Essa situação exemplifica um cancelamento que claramente procura mais uma autoconstrução de uma imagem para ganhar o público e não sair do programa do que de genuinamente tentar responsabilizar e ensinar aquele que errou, o que resulta em uma “penalização” desproporcional ao que foi cometido pelo Lucas, nesse caso. Muitas vezes, esses atos de cancelamento são bem mais desproporcionais com pessoas que fazem parte de grupos minoritários, o que de forma alguma diminui um erro ou sugere deixar de cobrar uma responsabilização de quem errou, apenas que as cobranças nessas situações são acompanhadas de expectativas irreais acerca dessas pessoas e que alguns podem utilizar-se dessas situações para tentar desclassificar um movimento inteiro.

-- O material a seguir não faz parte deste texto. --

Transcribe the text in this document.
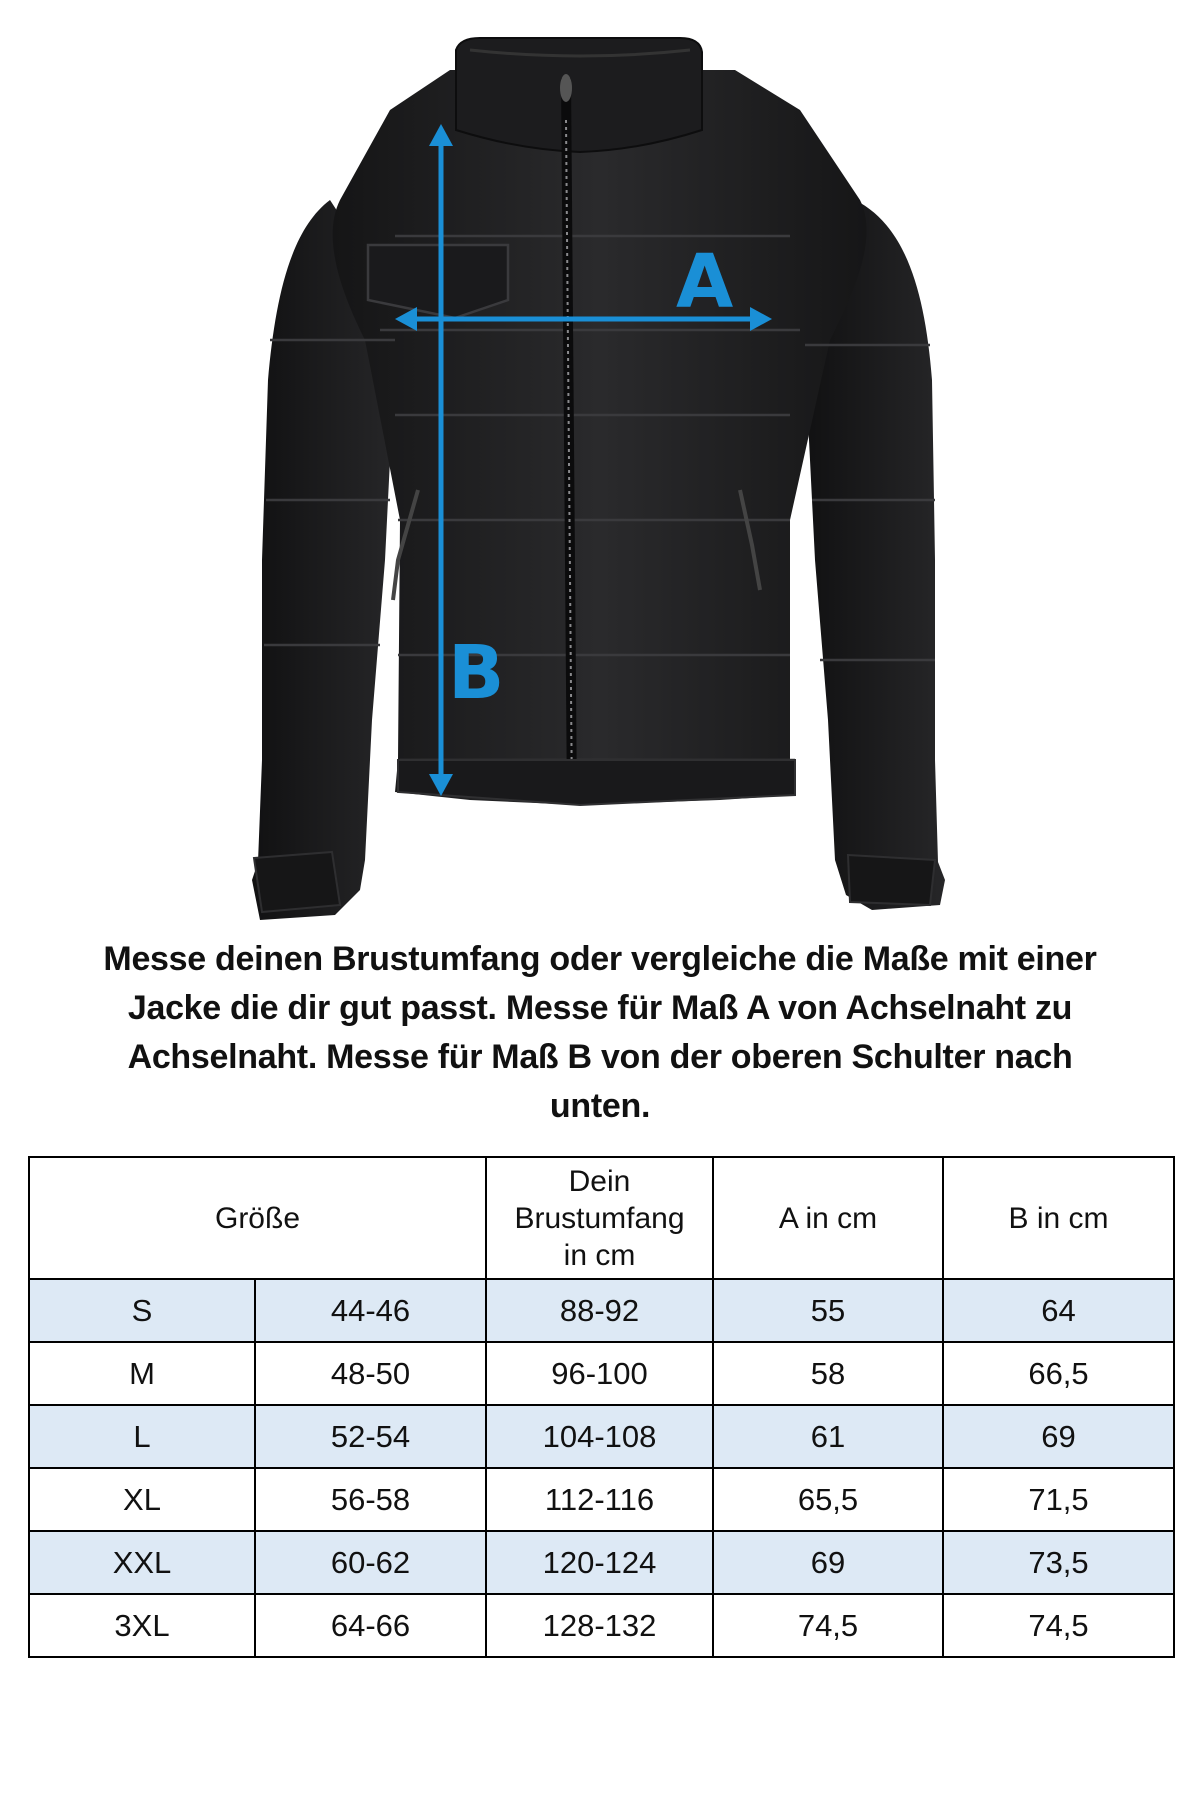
A
B
Messe deinen Brustumfang oder vergleiche die Maße mit einer
Jacke die dir gut passt. Messe für Maß A von Achselnaht zu
Achselnaht. Messe für Maß B von der oberen Schulter nach
unten.
Größe		Dein
Brustumfang
in cm	A in cm	B in cm
S	44-46	88-92	55	64
M	48-50	96-100	58	66,5
L	52-54	104-108	61	69
XL	56-58	112-116	65,5	71,5
XXL	60-62	120-124	69	73,5
3XL	64-66	128-132	74,5	74,5
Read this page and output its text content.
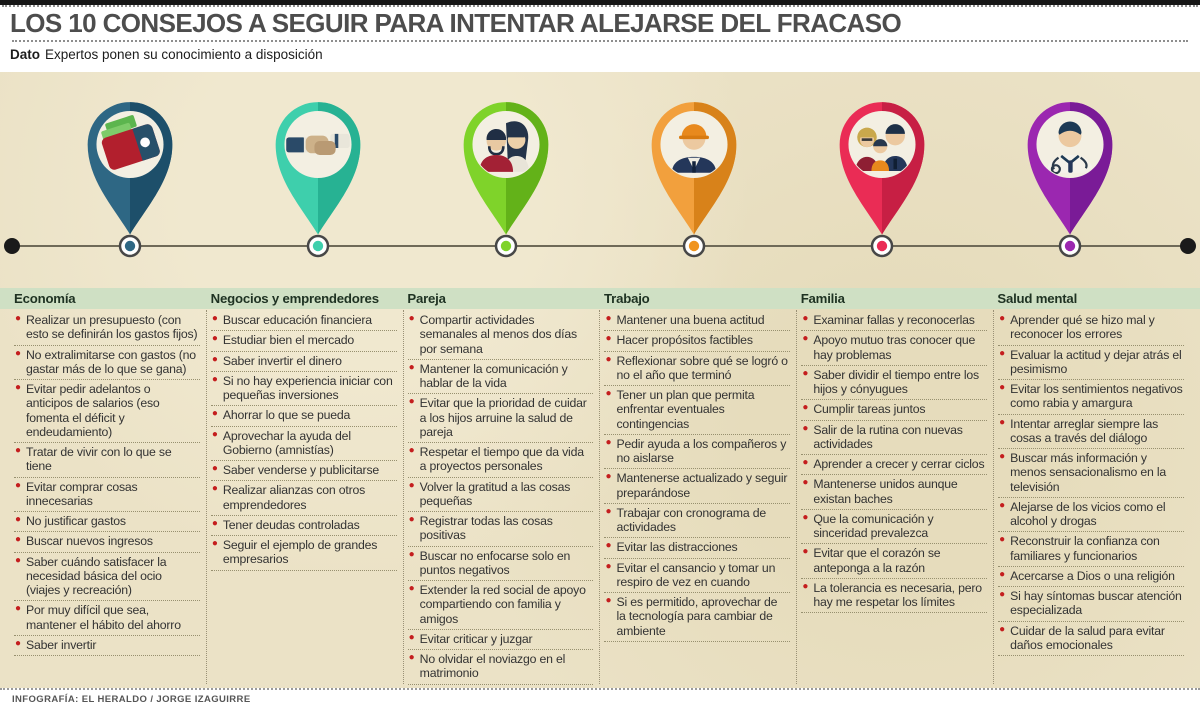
LOS 10 CONSEJOS A SEGUIR PARA INTENTAR ALEJARSE DEL FRACASO
Dato Expertos ponen su conocimiento a disposición
Economía	Negocios y emprendedores	Pareja	Trabajo	Familia	Salud mental
● Realizar un presupuesto (con esto se definirán los gastos fijos)
● No extralimitarse con gastos (no gastar más de lo que se gana)
● Evitar pedir adelantos o anticipos de salarios (eso fomenta el déficit y endeudamiento)
● Tratar de vivir con lo que se tiene
● Evitar comprar cosas innecesarias
● No justificar gastos
● Buscar nuevos ingresos
● Saber cuándo satisfacer la necesidad básica del ocio (viajes y recreación)
● Por muy difícil que sea, mantener el hábito del ahorro
● Saber invertir
● Buscar educación financiera
● Estudiar bien el mercado
● Saber invertir el dinero
● Si no hay experiencia iniciar con pequeñas inversiones
● Ahorrar lo que se pueda
● Aprovechar la ayuda del Gobierno (amnistías)
● Saber venderse y publicitarse
● Realizar alianzas con otros emprendedores
● Tener deudas controladas
● Seguir el ejemplo de grandes empresarios
● Compartir actividades semanales al menos dos días por semana
● Mantener la comunicación y hablar de la vida
● Evitar que la prioridad de cuidar a los hijos arruine la salud de pareja
● Respetar el tiempo que da vida a proyectos personales
● Volver la gratitud a las cosas pequeñas
● Registrar todas las cosas positivas
● Buscar no enfocarse solo en puntos negativos
● Extender la red social de apoyo compartiendo con familia y amigos
● Evitar criticar y juzgar
● No olvidar el noviazgo en el matrimonio
● Mantener una buena actitud
● Hacer propósitos factibles
● Reflexionar sobre qué se logró o no el año que terminó
● Tener un plan que permita enfrentar eventuales contingencias
● Pedir ayuda a los compañeros y no aislarse
● Mantenerse actualizado y seguir preparándose
● Trabajar con cronograma de actividades
● Evitar las distracciones
● Evitar el cansancio y tomar un respiro de vez en cuando
● Si es permitido, aprovechar de la tecnología para cambiar de ambiente
● Examinar fallas y reconocerlas
● Apoyo mutuo tras conocer que hay problemas
● Saber dividir el tiempo entre los hijos y cónyugues
● Cumplir tareas juntos
● Salir de la rutina con nuevas actividades
● Aprender a crecer y cerrar ciclos
● Mantenerse unidos aunque existan baches
● Que la comunicación y sinceridad prevalezca
● Evitar que el corazón se anteponga a la razón
● La tolerancia es necesaria, pero hay me respetar los límites
● Aprender qué se hizo mal y reconocer los errores
● Evaluar la actitud y dejar atrás el pesimismo
● Evitar los sentimientos negativos como rabia y amargura
● Intentar arreglar siempre las cosas a través del diálogo
● Buscar más información y menos sensacionalismo en la televisión
● Alejarse de los vicios como el alcohol y drogas
● Reconstruir la confianza con familiares y funcionarios
● Acercarse a Dios o una religión
● Si hay síntomas buscar atención especializada
● Cuidar de la salud para evitar daños emocionales
INFOGRAFÍA: EL HERALDO / JORGE IZAGUIRRE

Talvez nem todos os leitores aqui do blog acompanhem o programa ou apreciem qualquer conteúdo relacionado ao Big Brother, mas esse foi justamente o programa que evidenciou o assunto de cancelamento nas redes nos últimos tempos. O que inclui essa discussão aqui na Avra também. É um fenômeno recente e bastante complexo nas redes sociais que possui diversas conclusões. Nem eu procurei chegar a uma única resposta enquanto escrevia esse texto, já que não é possível chegar em apenas uma conclusão na hora de comentar como a sociedade de hoje funciona. Ou como um ser humano funciona, em geral. Portanto, eu espero ter bagunçado um pouco a cabeça de vocês, assim como Chidi fez com a Eleanor em “The Good Place”, para que diversas perspectivas sobre “a cultura do cancelamento” percorram a sua cabeça quando esse assunto tão importante e polêmico vier à tona novamente nos próximos tempos.
-Italo Marquezini
Referências:
Chapter 35: Don’t Let The Good Life Pass You By | The Good Place Wiki | Fandom
POLYMATUS – Daniel Brito: O PARADOXO DA TOLERÂNCIA (daniel-brito.blogspot.com)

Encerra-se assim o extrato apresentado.